A common pattern in Rust is to use an inner function with fewer generic inputs to contain most of the outer function's implementation without the cost of monomorphization.
fn with_str(s: impl AsRef<str>) {
fn inner(s: &str) {
// lots of code
}
inner(s.as_ref());
}
This pattern feels pretty "noisy" and easy to resist. It adds a level of indentation to the entire function. Long function signatures have to be basically repeated. And the "first" line is (conventionally) moved to the bottom.
My understanding is that using a closure serves the same purpose, but Rust is currently not very efficient at reducing inherited generics in closures. (?) And closures mostly still have the same issues stated above.

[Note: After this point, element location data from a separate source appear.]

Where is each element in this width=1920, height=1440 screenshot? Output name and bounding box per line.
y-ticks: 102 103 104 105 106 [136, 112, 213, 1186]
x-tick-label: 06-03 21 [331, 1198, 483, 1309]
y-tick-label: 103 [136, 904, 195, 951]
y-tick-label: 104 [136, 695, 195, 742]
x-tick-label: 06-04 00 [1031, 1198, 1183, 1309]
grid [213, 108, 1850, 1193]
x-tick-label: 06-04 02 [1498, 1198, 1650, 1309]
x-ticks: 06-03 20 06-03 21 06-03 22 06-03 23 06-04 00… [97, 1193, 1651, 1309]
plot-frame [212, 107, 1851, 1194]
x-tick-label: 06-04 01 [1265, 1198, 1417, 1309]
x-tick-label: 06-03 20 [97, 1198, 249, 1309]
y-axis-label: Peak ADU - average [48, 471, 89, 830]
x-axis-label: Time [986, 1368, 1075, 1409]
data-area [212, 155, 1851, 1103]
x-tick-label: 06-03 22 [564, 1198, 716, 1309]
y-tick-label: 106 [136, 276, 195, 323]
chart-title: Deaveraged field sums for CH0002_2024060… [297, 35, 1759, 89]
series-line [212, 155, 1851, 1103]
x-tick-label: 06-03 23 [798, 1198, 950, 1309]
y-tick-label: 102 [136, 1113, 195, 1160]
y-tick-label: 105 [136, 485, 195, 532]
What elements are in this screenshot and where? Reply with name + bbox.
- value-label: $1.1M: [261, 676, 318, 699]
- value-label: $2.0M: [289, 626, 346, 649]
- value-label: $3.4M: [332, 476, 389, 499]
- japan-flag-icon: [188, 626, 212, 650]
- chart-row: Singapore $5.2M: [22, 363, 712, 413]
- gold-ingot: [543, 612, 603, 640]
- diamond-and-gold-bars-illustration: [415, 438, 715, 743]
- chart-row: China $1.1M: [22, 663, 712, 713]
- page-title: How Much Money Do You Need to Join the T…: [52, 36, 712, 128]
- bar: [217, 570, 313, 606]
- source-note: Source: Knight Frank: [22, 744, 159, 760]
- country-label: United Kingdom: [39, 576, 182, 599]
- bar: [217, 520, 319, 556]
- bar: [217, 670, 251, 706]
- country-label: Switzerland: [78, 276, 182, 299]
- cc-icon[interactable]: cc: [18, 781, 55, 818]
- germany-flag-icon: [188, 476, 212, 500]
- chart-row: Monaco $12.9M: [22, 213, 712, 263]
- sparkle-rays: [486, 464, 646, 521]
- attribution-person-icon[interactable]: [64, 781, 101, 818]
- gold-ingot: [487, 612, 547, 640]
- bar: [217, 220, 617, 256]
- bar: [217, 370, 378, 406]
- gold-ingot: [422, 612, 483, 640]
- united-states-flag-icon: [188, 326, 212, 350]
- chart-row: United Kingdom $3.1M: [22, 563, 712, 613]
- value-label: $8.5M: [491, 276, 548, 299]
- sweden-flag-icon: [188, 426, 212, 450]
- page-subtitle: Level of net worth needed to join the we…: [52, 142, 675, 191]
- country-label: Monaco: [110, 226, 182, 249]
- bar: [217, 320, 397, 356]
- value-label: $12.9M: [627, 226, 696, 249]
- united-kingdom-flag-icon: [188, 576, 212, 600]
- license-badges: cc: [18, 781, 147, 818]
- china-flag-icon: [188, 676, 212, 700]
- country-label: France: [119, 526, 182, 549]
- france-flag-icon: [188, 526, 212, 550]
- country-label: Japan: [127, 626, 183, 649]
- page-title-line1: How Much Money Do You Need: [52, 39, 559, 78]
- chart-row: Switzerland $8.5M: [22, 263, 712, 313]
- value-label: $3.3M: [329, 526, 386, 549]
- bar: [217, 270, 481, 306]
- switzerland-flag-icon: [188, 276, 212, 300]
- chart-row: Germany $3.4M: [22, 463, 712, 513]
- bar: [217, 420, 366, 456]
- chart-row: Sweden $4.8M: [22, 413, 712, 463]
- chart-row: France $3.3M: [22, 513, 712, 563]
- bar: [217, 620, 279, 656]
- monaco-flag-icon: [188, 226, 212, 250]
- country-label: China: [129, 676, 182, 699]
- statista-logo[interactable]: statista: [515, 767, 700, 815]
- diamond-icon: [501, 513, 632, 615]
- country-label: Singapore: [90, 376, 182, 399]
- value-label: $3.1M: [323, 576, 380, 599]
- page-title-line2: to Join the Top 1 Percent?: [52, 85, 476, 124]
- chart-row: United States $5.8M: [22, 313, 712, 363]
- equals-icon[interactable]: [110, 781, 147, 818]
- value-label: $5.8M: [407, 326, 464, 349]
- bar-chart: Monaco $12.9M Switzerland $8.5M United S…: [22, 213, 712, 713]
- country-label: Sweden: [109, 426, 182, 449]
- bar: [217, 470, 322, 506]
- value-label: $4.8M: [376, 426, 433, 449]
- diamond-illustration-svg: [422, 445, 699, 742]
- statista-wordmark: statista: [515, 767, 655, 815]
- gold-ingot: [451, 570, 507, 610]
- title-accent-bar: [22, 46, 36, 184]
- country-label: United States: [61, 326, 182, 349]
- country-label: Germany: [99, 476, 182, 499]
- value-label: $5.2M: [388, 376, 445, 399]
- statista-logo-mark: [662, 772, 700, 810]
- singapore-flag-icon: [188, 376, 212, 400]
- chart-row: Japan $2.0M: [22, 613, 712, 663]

My idea is to create a syntactic sugar for this:
fn with_str(s: impl AsRef<str>) {
let s = s.as_ref();
fn_boundary! // (straw man)
dbg!(s);
// lots of code
}
You can put the marker fn_boundary!
anywhere as a statement. The remainder of the block "captures" the environment through a generated function invocation. You're code can be written in normal execution order and you don't have to write a function signature or add indentation. I suppose you could add attributes to the marker and they will be on the generated function.
And it isn't just useful for generics. There are scenarios where the first one or two lines of code are a good candidate to be inlined independently.
Maybe it is equivalent to wrapping the remainder with move || {..}()
. And so maybe this could be a proc macro, but would a compiler feature be significantly faster? I'd like to hear more informed opinions.